Channel 4 will be unable to fulfil its role as a public service broadcaster, damaging its ability to provide innovative programming, if a proposed merger with Channel 5 proceeds, a leading television campaigner has warned.
Jocelyn Hay, chair of the Voice of the Listener and Viewer, said she was concerned about the speculation of the public-owned company collaborating with a commercial broadcaster, especially at a time when the BBC’s future is under scrutiny.
Speaking to The Stage Hay said: “If, in response to being squeezed between BSkyB and a stronger ITV, C4 merges with C5, its chances of continuing to do what it was created to do are slim.
“It would mean the privatisation of C4 which was set up in 1982 to provide a public service for those people who were not well-serviced by the existing channels. Providing risk-taking and innovative programmes is its PSB but it has only been able to do that because it is a public- owned company, with no influence from shareholders.”

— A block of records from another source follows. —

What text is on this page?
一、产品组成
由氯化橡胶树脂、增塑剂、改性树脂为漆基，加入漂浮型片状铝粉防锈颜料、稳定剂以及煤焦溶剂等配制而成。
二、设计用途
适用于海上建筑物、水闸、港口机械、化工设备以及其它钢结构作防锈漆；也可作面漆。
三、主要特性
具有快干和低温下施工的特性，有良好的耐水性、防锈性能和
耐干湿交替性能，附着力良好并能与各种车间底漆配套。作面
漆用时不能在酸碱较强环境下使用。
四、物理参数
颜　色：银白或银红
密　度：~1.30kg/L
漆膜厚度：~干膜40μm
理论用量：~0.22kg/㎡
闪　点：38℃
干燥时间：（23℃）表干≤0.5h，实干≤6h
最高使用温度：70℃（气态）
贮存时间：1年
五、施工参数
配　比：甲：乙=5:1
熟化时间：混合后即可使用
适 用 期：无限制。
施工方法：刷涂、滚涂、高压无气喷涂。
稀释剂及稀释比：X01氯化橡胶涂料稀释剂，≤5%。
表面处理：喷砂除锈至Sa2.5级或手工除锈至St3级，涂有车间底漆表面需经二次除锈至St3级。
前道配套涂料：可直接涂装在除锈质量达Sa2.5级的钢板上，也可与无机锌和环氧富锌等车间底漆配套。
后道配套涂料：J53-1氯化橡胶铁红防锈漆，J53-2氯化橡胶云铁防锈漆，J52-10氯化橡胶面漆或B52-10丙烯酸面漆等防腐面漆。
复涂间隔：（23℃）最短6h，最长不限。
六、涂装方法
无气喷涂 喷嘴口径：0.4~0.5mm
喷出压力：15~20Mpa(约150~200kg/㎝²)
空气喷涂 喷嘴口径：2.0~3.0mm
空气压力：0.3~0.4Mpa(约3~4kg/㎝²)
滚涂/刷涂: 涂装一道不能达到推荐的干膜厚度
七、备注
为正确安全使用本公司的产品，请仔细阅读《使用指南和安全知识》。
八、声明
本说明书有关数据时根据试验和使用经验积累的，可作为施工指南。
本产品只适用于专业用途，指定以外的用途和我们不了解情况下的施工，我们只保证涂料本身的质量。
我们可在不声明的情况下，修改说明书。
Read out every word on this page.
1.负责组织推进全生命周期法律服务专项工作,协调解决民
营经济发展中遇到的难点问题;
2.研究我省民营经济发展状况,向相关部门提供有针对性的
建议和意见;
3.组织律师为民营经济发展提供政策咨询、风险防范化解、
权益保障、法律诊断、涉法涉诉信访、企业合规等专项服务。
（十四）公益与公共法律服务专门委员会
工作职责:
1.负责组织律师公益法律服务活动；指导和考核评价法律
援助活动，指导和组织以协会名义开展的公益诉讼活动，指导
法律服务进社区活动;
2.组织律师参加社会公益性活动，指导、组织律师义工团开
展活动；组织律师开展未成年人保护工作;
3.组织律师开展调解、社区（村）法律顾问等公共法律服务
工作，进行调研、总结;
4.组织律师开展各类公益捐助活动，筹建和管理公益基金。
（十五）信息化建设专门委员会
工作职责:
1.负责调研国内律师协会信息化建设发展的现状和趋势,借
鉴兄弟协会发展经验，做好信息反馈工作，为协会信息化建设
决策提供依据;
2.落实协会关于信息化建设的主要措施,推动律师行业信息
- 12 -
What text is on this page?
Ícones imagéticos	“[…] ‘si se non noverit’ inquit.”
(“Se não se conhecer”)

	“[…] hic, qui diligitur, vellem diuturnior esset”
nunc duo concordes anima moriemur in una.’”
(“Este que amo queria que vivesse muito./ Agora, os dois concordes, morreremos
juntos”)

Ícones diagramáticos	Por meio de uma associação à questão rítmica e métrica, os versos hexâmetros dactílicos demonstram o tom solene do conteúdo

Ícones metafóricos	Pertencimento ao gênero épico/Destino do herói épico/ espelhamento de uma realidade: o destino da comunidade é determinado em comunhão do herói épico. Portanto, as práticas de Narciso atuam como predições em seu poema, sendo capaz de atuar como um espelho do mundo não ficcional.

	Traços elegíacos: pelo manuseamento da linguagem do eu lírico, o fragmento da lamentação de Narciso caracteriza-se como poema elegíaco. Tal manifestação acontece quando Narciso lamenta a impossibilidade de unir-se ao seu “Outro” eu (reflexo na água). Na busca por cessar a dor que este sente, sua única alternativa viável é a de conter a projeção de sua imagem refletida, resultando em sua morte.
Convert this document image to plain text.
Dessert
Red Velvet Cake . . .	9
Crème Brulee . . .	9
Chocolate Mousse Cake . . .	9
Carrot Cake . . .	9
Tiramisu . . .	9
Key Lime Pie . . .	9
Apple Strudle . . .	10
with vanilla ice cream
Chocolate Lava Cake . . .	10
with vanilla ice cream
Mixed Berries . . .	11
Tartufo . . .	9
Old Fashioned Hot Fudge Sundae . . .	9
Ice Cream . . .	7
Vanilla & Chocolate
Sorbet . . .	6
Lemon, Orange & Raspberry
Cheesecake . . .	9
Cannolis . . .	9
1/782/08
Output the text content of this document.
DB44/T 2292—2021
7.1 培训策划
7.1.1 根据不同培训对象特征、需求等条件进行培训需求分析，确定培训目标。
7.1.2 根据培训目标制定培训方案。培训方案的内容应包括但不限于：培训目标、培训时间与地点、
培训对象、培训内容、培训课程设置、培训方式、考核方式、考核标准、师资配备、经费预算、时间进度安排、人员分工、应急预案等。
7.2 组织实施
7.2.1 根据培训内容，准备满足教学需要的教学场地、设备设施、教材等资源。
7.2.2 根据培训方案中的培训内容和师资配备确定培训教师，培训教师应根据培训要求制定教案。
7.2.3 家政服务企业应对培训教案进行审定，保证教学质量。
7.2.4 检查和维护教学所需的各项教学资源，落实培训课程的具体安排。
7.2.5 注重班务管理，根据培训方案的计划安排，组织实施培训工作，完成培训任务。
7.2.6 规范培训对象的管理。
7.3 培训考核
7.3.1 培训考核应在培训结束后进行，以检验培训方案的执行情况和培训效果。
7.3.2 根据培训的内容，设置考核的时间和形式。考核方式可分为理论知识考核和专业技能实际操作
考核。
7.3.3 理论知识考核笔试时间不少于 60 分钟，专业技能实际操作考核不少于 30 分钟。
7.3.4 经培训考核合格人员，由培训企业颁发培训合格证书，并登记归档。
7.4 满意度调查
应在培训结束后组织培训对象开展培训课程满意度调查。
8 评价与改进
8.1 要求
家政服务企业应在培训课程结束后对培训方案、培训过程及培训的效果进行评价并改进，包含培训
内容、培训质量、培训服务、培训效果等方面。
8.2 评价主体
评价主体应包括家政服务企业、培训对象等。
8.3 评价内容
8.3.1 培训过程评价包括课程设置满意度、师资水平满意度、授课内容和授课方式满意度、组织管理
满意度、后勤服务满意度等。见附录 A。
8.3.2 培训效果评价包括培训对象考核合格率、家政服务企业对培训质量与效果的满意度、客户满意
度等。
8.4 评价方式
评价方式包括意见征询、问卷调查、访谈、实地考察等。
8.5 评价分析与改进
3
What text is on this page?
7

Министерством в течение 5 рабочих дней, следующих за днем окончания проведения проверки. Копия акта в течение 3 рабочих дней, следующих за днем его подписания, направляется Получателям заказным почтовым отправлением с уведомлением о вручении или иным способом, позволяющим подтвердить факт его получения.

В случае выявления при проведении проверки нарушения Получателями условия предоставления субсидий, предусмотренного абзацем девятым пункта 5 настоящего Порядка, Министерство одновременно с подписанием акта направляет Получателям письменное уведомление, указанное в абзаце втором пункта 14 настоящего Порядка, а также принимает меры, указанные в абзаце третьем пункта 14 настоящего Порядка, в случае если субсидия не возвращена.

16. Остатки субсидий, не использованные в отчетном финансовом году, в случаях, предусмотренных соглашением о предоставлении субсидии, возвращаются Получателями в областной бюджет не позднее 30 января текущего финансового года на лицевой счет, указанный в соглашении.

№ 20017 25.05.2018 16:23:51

Hay’s comments come in response to reports that chief executive of C4 Mark Thompson has met with United Business Media and RTL, the joint owners of C5, to discuss combining the two broadcasters.
But C4 has since played down the rumours pointing out that such a deal would require government sanction and time consuming changes in legislation to allow it to become a private company.
However, Hay fears that Thompson may be planning the move in a bid to stengthen the channel’s position in the marketplace now it is faced with competition from the newly merged ITV.
She added: “Shareholders are not concerned with the public service obligations of a channel but about being commercial and making profits.”